I’ll spare you the Steely Dan joke (can’t find a fitting one right now) and jump right into the facts:

The U.S. 11th Circuit Court of Appeals in Atlanta heard arguments today in the trademark infringement case between sports artist Daniel Moore and the University of Alabama.  Alabama sued Moore in 2005 alleging that Moore’s paintings, which depict scenes from Alabama Crimson Tide football games, infringe on Alabama’s trademark rights.

In 2009, the lower court found that Moore’s paintings and prints did not infringe and were protected free speech but that other items — such as coffee mugs — were infringing.  Apparently, the parties were unhappy with the court’s “split the baby” approach, as they both appealed.
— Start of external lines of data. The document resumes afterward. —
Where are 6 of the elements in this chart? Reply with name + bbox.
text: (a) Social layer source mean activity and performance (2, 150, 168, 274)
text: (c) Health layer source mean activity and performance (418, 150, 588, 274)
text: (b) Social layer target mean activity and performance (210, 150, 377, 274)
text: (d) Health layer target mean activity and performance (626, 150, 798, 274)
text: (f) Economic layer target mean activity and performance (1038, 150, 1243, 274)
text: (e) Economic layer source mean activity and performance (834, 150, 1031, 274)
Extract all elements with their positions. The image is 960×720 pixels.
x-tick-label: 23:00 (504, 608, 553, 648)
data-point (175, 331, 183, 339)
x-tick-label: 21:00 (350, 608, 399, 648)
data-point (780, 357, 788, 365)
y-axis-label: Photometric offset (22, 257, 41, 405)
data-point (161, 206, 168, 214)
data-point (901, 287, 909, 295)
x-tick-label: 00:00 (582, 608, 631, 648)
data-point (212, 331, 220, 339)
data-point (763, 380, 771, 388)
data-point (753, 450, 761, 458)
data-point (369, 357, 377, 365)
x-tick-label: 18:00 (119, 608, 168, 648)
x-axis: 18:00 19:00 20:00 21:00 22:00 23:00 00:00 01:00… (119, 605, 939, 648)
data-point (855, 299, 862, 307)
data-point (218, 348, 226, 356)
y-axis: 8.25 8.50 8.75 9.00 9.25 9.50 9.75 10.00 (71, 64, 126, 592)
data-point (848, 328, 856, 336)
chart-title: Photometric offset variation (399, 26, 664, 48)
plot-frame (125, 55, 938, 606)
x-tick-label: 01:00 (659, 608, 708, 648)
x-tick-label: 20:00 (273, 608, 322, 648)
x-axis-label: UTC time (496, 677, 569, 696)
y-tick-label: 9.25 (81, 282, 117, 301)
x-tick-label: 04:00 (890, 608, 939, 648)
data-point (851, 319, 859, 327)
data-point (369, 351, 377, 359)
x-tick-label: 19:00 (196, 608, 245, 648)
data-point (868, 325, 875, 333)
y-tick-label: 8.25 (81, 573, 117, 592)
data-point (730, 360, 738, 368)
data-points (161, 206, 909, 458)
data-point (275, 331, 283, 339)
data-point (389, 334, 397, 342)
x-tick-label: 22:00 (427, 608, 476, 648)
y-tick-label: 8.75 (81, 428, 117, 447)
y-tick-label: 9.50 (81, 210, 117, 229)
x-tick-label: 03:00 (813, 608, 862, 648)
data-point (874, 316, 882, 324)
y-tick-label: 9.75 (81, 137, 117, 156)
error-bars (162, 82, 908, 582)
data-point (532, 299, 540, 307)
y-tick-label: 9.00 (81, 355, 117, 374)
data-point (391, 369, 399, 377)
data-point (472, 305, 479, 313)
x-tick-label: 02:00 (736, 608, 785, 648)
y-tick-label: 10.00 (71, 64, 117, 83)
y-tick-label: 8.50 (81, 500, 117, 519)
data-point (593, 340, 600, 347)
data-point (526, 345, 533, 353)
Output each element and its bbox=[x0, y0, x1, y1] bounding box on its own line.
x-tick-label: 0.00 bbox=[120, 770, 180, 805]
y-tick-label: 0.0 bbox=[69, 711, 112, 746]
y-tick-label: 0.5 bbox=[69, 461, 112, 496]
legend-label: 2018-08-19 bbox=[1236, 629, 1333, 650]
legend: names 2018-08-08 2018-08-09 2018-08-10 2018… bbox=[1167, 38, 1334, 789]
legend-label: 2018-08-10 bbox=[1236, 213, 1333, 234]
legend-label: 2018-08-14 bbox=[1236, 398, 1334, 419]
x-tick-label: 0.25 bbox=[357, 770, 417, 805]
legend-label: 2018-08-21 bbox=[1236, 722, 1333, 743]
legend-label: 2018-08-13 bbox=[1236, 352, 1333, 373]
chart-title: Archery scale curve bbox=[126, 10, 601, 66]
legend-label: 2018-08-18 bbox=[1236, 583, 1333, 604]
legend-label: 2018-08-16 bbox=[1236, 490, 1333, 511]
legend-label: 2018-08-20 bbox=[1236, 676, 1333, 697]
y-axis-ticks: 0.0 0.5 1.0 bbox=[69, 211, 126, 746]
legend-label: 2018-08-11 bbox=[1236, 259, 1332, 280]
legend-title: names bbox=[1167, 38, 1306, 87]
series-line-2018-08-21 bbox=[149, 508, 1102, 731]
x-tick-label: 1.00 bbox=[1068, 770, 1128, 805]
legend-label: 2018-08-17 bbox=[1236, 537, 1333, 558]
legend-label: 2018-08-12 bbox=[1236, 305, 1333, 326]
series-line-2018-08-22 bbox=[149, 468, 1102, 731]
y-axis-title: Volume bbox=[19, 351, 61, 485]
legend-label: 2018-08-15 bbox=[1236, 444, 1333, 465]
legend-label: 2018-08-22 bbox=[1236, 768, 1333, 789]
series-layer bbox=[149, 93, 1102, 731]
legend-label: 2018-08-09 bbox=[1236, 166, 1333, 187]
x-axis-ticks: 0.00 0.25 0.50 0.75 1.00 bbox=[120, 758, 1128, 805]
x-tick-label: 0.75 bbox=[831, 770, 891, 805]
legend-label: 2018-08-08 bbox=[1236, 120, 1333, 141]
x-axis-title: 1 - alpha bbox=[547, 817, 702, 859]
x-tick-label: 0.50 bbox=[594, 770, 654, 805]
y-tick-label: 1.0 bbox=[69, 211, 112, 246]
I blog a lot about public relations concerns as they relate to trademark law, and although the mere fact of filing suit is often seen as bad PR, I did like the soundbite from university spokeswoman Deborah Lane.  From Businessweek:

Lane said the University of Alabama has licensing agreements with some 600 business owners and that supporters want to buy products “that benefit the university they love rather than an unlicensed competitor.

“The university asks that businesses — like (Moore’s) New Life Art — that profit from the university’s name and reputation pay a few cents in licensing fees out of each dollar they receive from the sale of merchandise bearing university trademarks,” she said. “These licensing fees fund academic scholarships for UA students.”

It will be interesting to see how this plays out.  There’s a lot at stake here not only for the parties, but also in terms of the precedent this will set for universities and artists.